Longer term, we'll definitely need some kind of long-term storage though. Perhaps synthetic fuel driven by overcapacity renewables during peak generation times might be an option here?

  • > we could probably get to (pulling numbers out of thin air) 95% renewable generation or something that way.

    No, and it's the problem with pulling numbers out of thin air.

    I wrote on that topic a few years ago with a simulation being done on real data from RTE (French electricity transport network) if you're interested[1] you can even play with the LibreOffice spreadsheet[2] by yourself if you like. (Caveat: everything is in French).

    And keep in mind that France is actually favored compared to many other countries when it comes to wind stability because it has three wind regions with different dynamics (even though they aren't entirely independent either).

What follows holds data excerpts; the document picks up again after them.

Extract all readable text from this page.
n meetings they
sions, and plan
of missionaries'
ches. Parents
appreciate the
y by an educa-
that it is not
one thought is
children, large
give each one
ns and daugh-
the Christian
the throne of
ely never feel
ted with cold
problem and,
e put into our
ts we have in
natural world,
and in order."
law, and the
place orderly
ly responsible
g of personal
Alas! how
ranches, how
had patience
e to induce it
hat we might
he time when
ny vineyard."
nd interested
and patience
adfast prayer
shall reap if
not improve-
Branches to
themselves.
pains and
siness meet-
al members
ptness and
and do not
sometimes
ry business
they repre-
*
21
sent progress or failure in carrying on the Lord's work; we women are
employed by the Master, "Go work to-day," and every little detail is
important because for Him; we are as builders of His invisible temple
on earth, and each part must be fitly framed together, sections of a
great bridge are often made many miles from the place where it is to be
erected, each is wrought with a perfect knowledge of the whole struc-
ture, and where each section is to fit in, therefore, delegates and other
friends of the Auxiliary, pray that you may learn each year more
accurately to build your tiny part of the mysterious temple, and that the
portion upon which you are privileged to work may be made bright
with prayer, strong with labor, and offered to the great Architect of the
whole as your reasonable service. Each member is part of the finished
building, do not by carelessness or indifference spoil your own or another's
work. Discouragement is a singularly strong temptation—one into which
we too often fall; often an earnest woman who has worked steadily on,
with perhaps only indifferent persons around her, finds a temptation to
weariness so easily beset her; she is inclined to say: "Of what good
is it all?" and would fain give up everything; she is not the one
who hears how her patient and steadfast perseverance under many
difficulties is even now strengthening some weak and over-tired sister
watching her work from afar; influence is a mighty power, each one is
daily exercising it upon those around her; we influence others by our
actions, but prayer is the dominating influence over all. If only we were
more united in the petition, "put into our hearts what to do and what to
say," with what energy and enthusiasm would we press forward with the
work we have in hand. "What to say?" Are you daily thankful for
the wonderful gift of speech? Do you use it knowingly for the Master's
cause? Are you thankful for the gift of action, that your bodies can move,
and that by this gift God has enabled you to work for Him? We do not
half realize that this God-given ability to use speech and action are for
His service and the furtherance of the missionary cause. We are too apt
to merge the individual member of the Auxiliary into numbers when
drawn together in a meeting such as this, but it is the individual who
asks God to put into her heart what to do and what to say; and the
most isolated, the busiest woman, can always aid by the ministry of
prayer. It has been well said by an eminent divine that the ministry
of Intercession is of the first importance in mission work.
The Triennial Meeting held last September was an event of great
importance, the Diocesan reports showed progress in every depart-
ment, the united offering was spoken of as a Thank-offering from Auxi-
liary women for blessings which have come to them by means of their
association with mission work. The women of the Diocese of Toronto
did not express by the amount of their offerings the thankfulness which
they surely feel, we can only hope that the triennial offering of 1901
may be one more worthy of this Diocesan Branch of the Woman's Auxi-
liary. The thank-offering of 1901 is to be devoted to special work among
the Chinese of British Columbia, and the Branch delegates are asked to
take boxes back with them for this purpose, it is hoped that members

    [1]: https://bourrasque.info/articles/20180116-moulins-%C3%A0-ven...

    [2]: https://bourrasque.info/images/20180116-moulins-%C3%A0-vent/...

  • > gas backup for such scenarios (which are relatively rare, and during which renewables will still operate at some non-100% fraction of the required energy)

    Now you have built two energy systems and one of them has to be on standby and ready to be used only rarely. Cross your fingers and hope everything still works. You also have to maintain long term storage of gas, staff that knows how everything operates, etc.

    • > Now you have built two energy systems and one of them has to be on standby and ready to be used only rarely. Cross your fingers and hope everything still works. You also have to maintain long term storage of gas, staff that knows how everything operates, etc.

      Well yes, except that the backup system happens to be already built. There's definitely a maintenance cost associated with this, and long-term (beyond the lifetime of existing stations) this wouldn't make any sense. But in the short-term the costs associated with this are relatively low.

      2 replies →

Germany can do it with a combination of wind, solar, batteries, and hydrogen.

The green hydrogen is crucial, to deal with Dunkelflauten and to some extent seasonality. Germany has ample salt formations for cheap hydrogen storage. At the site I linked elsewhere in these comments, the solution for 24/7 power from RE is nearly doubled in Germany if green hydrogen is omitted.

Germany is suffering now from the decision to pay for the 2009-2012 solar builds using long term high rates. When that ends (2032?) the costs should come down a lot. Building out solar now should be much less expensive.

We don't know if 10x will be prohibitively expensive going forward. It can also enable new kinds of uses of electricity we don't have today, offsetting the cost of build-out.

  • I never said it will be 10x more expensive: if the unit cost is twice as low, then having a 10x overcapacity is “only” 5x more expensive, but that's still too expensive.